The premiere of Igor Stravinsky's ballet The Rite Of Spring, in Paris in 1913, famously led to disturbances in the aisles.

There was no danger of such ­incivility during Thursday evening's performance of Scottish Ballet's minimalist Rite by the company's artistic director, Christopher Hampson.

Performed on a smart, off-white, abstract set - which had three walls, rounded corners and looked like a cross between a gladiatorial amphitheatre and a latter-day skateboard park - the mass scenes typically associated with the ballet were replaced by a mere three dancers: two brothers (initially wearing simple, black skirts), joined by an elegant and aloof black-clad young woman.

The seeming solidarity between the siblings, and the instruction of the younger by the older brother descends into physical abuse. The older brother reappears in army fatigues, demanding the younger man's gestural allegiance to something which is militarist and nationalist. His failure to do so, in his observable preference for the unattainable woman, leads to his head being covered by a bag, Abu Ghraib-style.

There is no doubting the momentary beauty or the occasional poignancy of the piece. However, there is a deftness to Stravinsky's musical juxtapositions which is not matched by Hampson's lurches into very literal images of fascistic violence.

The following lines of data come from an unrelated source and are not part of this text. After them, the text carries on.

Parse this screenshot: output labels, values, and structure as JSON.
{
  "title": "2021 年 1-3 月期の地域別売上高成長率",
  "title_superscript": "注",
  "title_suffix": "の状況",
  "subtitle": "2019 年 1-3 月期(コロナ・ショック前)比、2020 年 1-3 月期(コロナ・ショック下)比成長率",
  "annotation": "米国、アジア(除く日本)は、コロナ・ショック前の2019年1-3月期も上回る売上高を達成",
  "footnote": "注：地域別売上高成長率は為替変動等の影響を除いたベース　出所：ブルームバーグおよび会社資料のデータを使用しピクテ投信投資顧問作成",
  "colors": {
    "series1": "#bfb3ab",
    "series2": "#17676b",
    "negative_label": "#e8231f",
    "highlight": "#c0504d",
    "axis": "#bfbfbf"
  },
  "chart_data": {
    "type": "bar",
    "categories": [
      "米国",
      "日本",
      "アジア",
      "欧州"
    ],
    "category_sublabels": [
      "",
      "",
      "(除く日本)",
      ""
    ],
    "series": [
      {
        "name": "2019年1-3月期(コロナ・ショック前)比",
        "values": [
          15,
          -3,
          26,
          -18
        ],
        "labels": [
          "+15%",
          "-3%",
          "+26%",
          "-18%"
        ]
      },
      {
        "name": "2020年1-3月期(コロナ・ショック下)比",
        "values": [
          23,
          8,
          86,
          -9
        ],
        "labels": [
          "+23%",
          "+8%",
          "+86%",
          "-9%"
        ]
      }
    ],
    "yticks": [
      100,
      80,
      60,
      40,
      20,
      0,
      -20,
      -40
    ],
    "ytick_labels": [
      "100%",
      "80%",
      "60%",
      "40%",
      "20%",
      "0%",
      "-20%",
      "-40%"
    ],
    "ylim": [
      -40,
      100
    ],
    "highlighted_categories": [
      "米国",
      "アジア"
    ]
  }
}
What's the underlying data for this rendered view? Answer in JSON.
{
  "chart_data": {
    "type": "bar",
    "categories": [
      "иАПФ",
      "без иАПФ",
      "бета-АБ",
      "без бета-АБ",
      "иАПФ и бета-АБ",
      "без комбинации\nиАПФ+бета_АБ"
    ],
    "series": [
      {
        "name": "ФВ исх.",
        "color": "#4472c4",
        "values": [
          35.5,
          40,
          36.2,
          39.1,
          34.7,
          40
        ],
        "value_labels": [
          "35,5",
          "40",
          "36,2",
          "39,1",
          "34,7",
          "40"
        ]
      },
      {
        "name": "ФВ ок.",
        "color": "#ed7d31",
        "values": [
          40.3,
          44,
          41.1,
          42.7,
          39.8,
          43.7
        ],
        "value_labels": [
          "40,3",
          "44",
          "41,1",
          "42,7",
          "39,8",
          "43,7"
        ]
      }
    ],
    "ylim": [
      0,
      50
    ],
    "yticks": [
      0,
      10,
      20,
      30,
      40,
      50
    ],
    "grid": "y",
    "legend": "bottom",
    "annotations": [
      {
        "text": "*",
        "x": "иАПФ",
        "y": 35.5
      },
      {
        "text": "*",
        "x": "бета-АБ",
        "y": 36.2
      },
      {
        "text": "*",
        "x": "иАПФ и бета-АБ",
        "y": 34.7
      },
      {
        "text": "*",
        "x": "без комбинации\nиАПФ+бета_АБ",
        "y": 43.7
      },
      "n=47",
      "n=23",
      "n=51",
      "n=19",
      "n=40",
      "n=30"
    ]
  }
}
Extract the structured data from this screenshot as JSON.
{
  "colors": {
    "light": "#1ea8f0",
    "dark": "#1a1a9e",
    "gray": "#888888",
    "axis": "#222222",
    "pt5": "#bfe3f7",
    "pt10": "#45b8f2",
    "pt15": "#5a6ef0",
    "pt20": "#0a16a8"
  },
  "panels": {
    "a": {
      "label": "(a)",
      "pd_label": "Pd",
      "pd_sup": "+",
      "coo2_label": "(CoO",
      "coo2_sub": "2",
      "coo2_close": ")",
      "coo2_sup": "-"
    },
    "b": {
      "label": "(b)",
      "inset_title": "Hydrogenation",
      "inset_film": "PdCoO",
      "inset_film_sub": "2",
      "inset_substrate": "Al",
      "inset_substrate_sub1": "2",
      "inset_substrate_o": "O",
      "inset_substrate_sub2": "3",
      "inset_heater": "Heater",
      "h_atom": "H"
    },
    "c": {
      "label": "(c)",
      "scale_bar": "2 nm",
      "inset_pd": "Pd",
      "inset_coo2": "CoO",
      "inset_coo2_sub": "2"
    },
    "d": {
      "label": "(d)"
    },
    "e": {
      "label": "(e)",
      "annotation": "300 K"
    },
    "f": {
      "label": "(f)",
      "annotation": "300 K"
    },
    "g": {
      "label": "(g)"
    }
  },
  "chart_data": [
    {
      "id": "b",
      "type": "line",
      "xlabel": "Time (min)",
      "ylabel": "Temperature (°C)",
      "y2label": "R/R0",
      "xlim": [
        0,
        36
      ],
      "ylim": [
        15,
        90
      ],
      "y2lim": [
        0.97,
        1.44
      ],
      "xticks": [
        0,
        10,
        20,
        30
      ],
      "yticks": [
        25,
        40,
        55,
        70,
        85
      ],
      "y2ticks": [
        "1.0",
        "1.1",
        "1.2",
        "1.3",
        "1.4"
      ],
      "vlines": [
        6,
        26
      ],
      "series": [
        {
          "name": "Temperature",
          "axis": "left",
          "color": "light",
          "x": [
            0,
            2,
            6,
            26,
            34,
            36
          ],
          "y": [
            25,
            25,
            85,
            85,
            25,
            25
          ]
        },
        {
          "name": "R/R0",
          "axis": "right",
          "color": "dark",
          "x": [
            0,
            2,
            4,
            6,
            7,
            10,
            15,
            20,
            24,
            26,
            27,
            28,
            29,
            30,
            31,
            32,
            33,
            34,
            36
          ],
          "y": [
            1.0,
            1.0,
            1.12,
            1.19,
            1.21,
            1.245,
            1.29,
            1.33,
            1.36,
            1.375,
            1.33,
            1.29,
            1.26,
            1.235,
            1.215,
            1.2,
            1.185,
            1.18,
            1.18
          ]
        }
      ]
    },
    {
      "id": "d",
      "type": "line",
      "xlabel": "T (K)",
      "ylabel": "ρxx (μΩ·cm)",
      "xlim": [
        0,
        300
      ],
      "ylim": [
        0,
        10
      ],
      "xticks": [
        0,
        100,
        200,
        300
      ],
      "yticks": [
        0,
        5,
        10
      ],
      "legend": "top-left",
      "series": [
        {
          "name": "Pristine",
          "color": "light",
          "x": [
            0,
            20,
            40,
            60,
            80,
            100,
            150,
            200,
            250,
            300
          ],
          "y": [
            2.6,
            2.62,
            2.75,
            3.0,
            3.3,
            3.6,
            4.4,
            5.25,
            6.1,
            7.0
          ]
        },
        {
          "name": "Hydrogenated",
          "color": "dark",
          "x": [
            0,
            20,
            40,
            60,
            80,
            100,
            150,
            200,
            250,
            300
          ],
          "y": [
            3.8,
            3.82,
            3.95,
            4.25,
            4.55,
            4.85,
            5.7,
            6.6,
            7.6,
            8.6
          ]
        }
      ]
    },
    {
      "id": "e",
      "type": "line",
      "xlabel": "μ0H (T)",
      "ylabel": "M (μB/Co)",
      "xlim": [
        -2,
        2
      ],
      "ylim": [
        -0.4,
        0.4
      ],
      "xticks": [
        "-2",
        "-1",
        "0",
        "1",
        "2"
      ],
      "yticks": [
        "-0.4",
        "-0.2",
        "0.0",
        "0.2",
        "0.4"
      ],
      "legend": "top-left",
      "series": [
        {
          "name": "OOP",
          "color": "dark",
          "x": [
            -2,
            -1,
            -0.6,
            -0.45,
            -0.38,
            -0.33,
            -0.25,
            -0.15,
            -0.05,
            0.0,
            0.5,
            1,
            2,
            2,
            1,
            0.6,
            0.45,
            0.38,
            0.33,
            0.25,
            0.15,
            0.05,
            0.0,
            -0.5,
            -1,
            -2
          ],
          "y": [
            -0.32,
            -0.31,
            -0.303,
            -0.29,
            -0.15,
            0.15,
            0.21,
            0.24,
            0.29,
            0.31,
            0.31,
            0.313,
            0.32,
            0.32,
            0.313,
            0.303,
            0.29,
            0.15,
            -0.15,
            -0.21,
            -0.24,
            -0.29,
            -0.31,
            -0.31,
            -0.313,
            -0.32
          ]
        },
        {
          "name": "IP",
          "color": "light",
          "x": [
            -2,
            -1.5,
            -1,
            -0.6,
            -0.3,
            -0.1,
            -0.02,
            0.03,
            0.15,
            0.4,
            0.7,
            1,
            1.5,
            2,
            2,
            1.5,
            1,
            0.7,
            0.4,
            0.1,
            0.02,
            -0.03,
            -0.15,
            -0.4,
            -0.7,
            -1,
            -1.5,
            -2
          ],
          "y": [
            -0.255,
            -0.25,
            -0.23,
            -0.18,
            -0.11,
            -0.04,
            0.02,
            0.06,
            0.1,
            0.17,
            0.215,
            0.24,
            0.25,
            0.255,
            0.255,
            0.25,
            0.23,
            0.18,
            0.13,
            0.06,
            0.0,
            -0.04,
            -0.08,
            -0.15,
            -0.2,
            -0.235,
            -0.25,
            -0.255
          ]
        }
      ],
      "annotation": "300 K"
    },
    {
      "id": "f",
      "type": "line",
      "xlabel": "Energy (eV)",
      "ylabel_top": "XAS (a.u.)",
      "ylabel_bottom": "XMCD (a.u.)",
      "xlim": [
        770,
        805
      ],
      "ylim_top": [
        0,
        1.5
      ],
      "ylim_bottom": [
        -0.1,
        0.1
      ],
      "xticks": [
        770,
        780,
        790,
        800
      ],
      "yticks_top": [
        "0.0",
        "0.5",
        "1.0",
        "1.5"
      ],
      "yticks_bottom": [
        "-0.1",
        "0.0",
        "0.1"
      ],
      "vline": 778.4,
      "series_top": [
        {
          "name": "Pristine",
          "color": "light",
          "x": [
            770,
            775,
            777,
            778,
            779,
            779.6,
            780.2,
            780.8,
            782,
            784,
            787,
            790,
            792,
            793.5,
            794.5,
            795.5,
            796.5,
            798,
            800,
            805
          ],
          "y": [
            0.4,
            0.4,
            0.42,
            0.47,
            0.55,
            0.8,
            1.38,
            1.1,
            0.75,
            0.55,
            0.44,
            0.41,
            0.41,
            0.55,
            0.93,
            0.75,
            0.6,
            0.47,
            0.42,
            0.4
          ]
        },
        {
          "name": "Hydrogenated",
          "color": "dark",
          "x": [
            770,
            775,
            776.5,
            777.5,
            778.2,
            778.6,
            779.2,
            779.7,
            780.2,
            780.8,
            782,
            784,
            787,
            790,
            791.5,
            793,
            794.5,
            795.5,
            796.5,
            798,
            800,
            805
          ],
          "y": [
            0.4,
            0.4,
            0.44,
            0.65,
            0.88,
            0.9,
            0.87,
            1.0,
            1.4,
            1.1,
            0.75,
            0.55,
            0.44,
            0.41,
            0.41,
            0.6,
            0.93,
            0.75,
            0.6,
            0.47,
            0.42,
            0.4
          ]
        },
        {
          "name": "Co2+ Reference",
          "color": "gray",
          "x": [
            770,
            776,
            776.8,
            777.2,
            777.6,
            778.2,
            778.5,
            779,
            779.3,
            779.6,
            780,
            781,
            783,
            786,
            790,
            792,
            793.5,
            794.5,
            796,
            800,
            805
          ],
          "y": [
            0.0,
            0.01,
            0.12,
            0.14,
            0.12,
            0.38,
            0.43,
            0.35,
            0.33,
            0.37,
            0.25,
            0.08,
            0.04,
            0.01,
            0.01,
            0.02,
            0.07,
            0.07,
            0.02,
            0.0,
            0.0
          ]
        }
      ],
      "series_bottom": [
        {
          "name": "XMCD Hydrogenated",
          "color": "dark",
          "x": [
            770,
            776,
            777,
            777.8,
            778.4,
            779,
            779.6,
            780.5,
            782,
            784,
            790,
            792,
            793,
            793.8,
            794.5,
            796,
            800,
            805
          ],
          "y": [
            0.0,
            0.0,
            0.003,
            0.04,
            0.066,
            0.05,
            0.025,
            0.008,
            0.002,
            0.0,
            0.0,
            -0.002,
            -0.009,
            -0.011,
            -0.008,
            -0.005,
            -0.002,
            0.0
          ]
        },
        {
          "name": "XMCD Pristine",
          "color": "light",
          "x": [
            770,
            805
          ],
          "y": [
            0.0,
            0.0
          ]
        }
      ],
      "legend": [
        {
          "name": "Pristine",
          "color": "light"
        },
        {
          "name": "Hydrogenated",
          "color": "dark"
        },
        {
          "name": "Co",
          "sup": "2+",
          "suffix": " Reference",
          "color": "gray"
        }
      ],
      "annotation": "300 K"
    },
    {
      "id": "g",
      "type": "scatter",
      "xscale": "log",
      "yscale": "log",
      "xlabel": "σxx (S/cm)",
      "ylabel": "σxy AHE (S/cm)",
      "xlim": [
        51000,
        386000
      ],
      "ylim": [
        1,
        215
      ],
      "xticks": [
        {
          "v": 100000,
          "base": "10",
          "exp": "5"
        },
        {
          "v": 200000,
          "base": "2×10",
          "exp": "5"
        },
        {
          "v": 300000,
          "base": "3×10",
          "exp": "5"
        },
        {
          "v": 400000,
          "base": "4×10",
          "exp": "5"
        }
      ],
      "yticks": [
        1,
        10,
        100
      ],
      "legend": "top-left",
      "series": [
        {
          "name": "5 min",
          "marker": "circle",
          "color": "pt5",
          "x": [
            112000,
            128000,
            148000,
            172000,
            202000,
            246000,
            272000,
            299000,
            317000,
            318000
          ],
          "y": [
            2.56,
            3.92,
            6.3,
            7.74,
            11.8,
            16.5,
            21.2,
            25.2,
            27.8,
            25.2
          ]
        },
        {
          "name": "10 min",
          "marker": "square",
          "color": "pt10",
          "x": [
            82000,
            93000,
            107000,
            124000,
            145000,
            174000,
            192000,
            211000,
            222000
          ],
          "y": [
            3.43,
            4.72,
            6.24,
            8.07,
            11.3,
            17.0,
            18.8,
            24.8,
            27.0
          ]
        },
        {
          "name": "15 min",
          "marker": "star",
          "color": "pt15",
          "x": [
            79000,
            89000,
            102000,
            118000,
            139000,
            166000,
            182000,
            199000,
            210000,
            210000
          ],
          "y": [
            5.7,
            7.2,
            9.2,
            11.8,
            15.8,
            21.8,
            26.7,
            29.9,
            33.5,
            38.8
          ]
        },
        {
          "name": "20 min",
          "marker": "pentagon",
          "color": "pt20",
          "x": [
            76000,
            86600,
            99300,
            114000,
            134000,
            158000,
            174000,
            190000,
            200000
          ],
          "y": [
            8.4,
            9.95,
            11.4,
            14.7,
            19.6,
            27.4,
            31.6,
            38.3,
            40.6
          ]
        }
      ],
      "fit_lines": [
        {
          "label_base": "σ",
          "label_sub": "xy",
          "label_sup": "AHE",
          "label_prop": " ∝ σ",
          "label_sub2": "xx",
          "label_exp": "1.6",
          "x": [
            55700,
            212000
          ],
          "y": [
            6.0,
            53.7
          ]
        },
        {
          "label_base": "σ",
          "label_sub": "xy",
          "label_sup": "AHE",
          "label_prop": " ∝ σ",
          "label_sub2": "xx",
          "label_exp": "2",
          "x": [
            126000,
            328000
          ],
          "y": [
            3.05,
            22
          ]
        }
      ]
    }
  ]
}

There is, surely, no work in the repertoire which contrasts more with Hampson's piece than Kenneth MacMillan's 1974 ragtime ballet Elite Syncopations.

Inspired by the music of Scott Joplin, with extraordinary, garishly coloured costumes (based on the outrageous fashions of early 20th-century United States), it is a plotless pleasure of competitive dance and comic turns. The comic moments - such as a short, hapless man trying to dance with a tall, elegant woman - remind us that deliberately getting dance "wrong", slapstick-style, is an accomplished art in itself.